I'm using a dsDNA oligo "Insert" I order from IDT w/sticky ends and 5' phos. I set up a double digestion of my vector as follows:
10x Buffer B (Promega)= 4uL
BSA (10ug/uL) = .4uL
Vector (1.9ug/uL) = 1.05uL (2ug)
---mix by pipetting, then (+):
SpeI (10u/uL) = 1uL
HindIII (10u/ul) = 1uL
Tot. Rxn Vol = 40uL
I incubate this at Room Temp for 3hrs then Gel Purify the band after running on agarose gel. I use the GeneClean Glassmilk beads for this. Everything looks good up to this point. My gel has a single band at the right size for digested vector. I've included SpeI only and HindIII only controls for pMIR vector as well as pBMN and both enzymes are digesting.
For my ligation I'm using T4 DNA Ligase with T4 Buffer. I've been using 100ng of vector and have tried Insert:Vector ratios of 1:1, 2:1, 3:1, 4:1, 10:1, 15:1, 20:1, and 30:1. All of these have been in 20uL Rxn volume and conducted at RT for 3hrs (except 1 where I ran it at 4oC overnight).

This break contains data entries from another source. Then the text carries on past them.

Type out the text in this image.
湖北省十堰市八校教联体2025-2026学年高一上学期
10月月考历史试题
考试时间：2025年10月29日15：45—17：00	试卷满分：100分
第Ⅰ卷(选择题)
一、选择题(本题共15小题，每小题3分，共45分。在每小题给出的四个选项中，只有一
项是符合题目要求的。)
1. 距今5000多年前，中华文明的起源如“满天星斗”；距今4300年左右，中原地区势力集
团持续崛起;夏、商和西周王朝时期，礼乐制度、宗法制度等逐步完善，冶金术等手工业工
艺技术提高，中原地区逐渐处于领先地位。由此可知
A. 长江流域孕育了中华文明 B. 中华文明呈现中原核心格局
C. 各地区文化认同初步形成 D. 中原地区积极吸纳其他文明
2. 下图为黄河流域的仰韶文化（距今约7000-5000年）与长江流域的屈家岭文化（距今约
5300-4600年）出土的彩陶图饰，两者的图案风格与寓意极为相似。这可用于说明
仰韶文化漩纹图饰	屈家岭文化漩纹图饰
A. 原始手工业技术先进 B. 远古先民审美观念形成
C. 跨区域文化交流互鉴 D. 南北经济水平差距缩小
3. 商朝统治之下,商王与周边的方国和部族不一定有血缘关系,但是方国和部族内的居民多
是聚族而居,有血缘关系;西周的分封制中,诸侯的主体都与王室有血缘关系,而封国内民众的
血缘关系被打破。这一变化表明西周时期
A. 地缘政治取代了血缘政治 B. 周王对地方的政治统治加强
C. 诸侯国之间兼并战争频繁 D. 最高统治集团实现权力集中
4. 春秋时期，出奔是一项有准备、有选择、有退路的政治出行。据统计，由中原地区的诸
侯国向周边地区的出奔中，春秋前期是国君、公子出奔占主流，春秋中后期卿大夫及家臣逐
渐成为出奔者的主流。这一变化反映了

I use standard tranformation protocol for XL-1 Blue E.coli: Thaw (+) DNA Rxn directly to E.coli--> leave on ice 20min--> heat shock 42oC 90sec--> ice for 1 min --> (+)300uL LB and shake for 45min @ 37oC then streak on Amp plates and grow up overnight @ 37oC.
I've included positive ctrl of pMIR-REPORT-luc with NO digestion and get tons of colonies. I've done neg control of double digested vector (-) insert and I get zero colonies. I've included a BlpI restriction site in my insert (there's not one in the rest of the vector) for a diagnostic digest. The few times I've gotten colonies (every time its been in 4:1 and/or 10:1 Rxn) the BlpI digestion of a mini-boiling prep does not give me the right band size. Typically I've been getting two bands: one around the right size and one about 3kb smaller.
I have NO idea what's going on. This should NOT be this complicated. ANY thoughts would be appreciated.
Edited by abyrd98, 21 September 2009 - 10:59 AM.